A random sample of 90 observations produced a mean x̄ = 25.9 and a standard deviation s = 2.7. How do you find a 95% confidence interval for the population mean μ?

The formula for a `100(1-\alpha)%` confidence interval for `\mu` is

`bar x+-(t_(\alpha//2," "n"-1") xx s/sqrtn)`

where

• `bar x` is our sample mean,
• `t_(\alpha//2," "n"-1")` is the point on the `t`-distribution (with `n-1` degrees of freedom) with `100(\alpha/2)%` of the distribution's area to its right,
• `s` is the sample standard deviation, and
• `n` is the sample size.

Note: this formula assumes the population size `N` is unknown (or at least sufficiently large relative to `n`).
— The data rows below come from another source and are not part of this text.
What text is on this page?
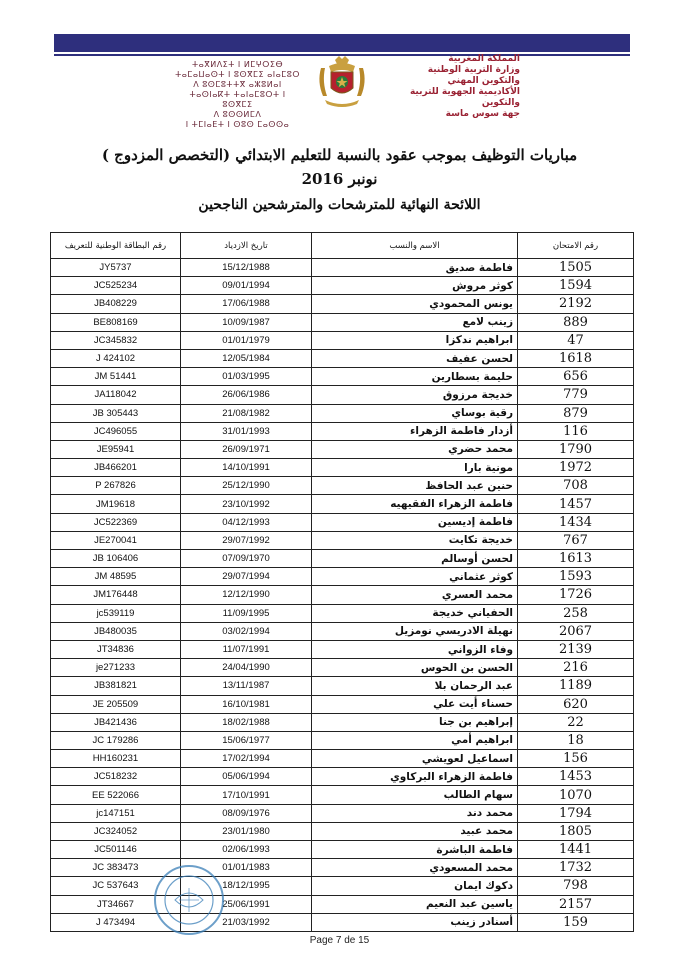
ⵜⴰⴳⵍⴷⵉⵜ ⵏ ⵍⵎⵖⵔⵉⴱ
ⵜⴰⵎⴰⵡⴰⵙⵜ ⵏ ⵓⵙⴳⵎⵉ ⴰⵏⴰⵎⵓⵔ
ⴷ ⵓⵙⵎⵓⵜⵜⴳ ⴰⵣⵓⵍⴰⵏ
ⵜⴰⵙⵏⴰⴽⵜ ⵜⴰⵏⴰⵎⵓⵔⵜ ⵏ ⵓⵙⴳⵎⵉ
ⴷ ⵓⵙⵙⵍⵎⴷ
ⵏ ⵜⵎⵏⴰⴹⵜ ⵏ ⵙⵓⵙ ⵎⴰⵙⵙⴰ
المملكة المغربية
وزارة التربية الوطنية
والتكوين المهني
الأكاديمية الجهوية للتربية والتكوين
جهة سوس ماسة
مباريات التوظيف بموجب عقود بالنسبة للتعليم الابتدائي (التخصص المزدوج )
نونبر 2016
اللائحة النهائية للمترشحات والمترشحين الناجحين
رقم الامتحان	الاسم والنسب	تاريخ الازدياد	رقم البطاقة الوطنية للتعريف
1505	فاطمة صديق	15/12/1988	JY5737
1594	كوثر مروش	09/01/1994	JC525234
2192	يونس المحمودي	17/06/1988	JB408229
889	زينب لامع	10/09/1987	BE808169
47	ابراهيم ندكزا	01/01/1979	JC345832
1618	لحسن عفيف	12/05/1984	J 424102
656	حليمة بسطارين	01/03/1995	JM 51441
779	خديجة مرزوق	26/06/1986	JA118042
879	رقية بوساي	21/08/1982	JB 305443
116	أزدار فاطمة الزهراء	31/01/1993	JC496055
1790	محمد حضري	26/09/1971	JE95941
1972	مونية بارا	14/10/1991	JB466201
708	حنين عبد الحافظ	25/12/1990	P 267826
1457	فاطمة الزهراء الفقيهيه	23/10/1992	JM19618
1434	فاطمة إديسين	04/12/1993	JC522369
767	خديجة تكايت	29/07/1992	JE270041
1613	لحسن أوسالم	07/09/1970	JB 106406
1593	كوثر عثماني	29/07/1994	JM 48595
1726	محمد العسري	12/12/1990	JM176448
258	الحفياني خديجة	11/09/1995	jc539119
2067	نهيلة الادريسي نومزيل	03/02/1994	JB480035
2139	وفاء الزواني	11/07/1991	JT34836
216	الحسن بن الحوس	24/04/1990	je271233
1189	عبد الرحمان بلا	13/11/1987	JB381821
620	حسناء أيت علي	16/10/1981	JE 205509
22	إبراهيم بن جنا	18/02/1988	JB421436
18	ابراهيم أمي	15/06/1977	JC 179286
156	اسماعيل لعويشي	17/02/1994	HH160231
1453	فاطمة الزهراء البركاوي	05/06/1994	JC518232
1070	سهام الطالب	17/10/1991	EE 522066
1794	محمد دند	08/09/1976	jc147151
1805	محمد عبيد	23/01/1980	JC324052
1441	فاطمة الباشرة	02/06/1993	JC501146
1732	محمد المسعودي	01/01/1983	JC 383473
798	دكوك ايمان	18/12/1995	JC 537643
2157	ياسين عبد النعيم	25/06/1991	JT34667
159	أسنادر زينب	21/03/1992	J 473494
Page 7 de 15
For a 95% confidence interval, `\alpha=0.05`, because

`100(1-0.05)%`
`=100(0.95)%`
`=95%`.

To compute the confidence interval desired, we simply plug in our values (and, in the case of the `t_(\alpha//2)` value, look it up) and simplify:

`color(white)=bar x+-(t_(\alpha//2," "n"-1") xx s/sqrtn)`
`=25.9+-(t_(0.025,89) xx 2.7/sqrt90)`
`=25.9+-(1.987 xx 0.2846)`
`=25.9+-(0.5655)`
`=(25.33, 26.47)`

While `s` itself represents the estimate for the population standard deviation, `s/sqrtn` represents the standard error of our estimate `bar x`—that is, it measures how far from `mu` our estimate `bar x` is likely to be. As our sample size `n` grows larger, our estimate `bar x` gets more precise, and so the standard error shrinks.
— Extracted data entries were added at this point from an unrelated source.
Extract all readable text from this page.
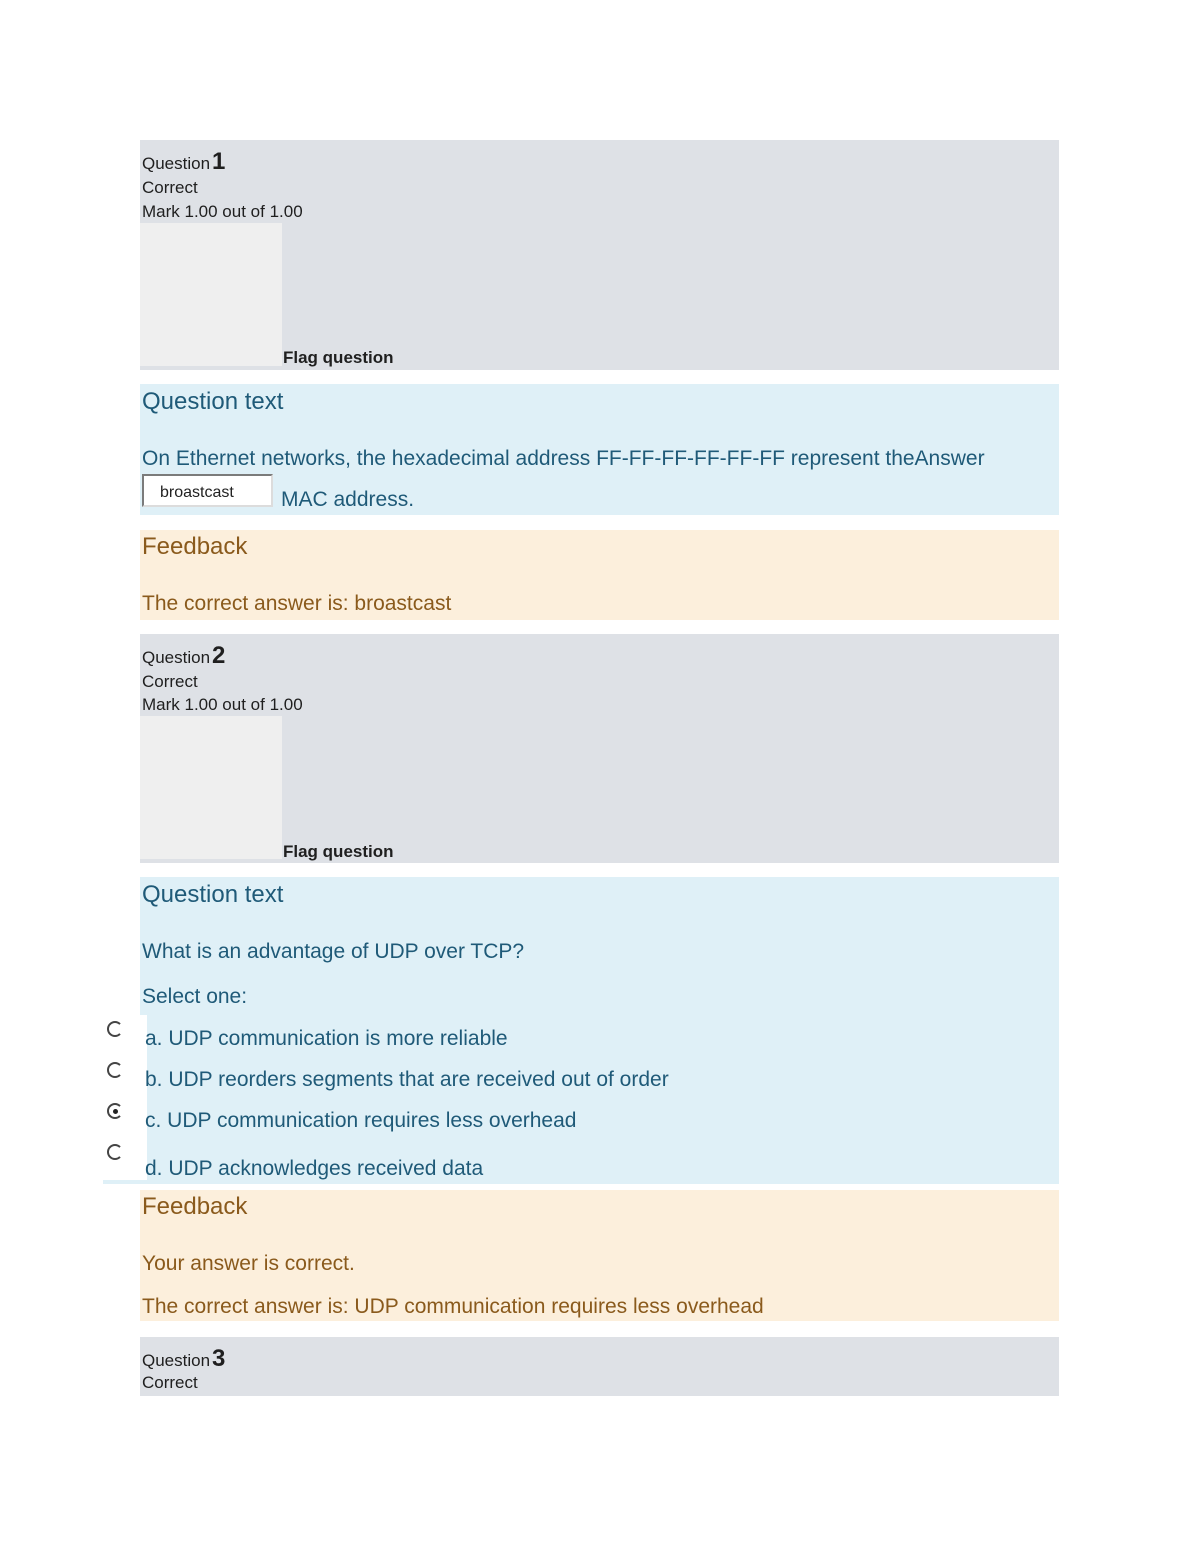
Question1
Correct
Mark 1.00 out of 1.00
Flag question
Question text
On Ethernet networks, the hexadecimal address FF-FF-FF-FF-FF-FF represent theAnswer
broastcast
MAC address.
Feedback
The correct answer is: broastcast
Question2
Correct
Mark 1.00 out of 1.00
Flag question
Question text
What is an advantage of UDP over TCP?
Select one:
a. UDP communication is more reliable
b. UDP reorders segments that are received out of order
c. UDP communication requires less overhead
d. UDP acknowledges received data
Feedback
Your answer is correct.
The correct answer is: UDP communication requires less overhead
Question3
Correct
`t_(\alpha//2," "n"-1")` is like a scale factor which determines how many standard errors wide our margin of error will be. The more confident we wish to be about the interval including `mu`, the higher this `t`-value needs to be. That is, a smaller `\alpha` means a larger `t_(\alpha//2).`

To obtain different confidence intervals for `mu`, simply look up the different value necessary for `t_(\alpha//2," "n"-1")` and plug it into the formula, leaving all other values the same. I'll leave the calculation of the 90% C.I. and 99% C.I. as an exercise.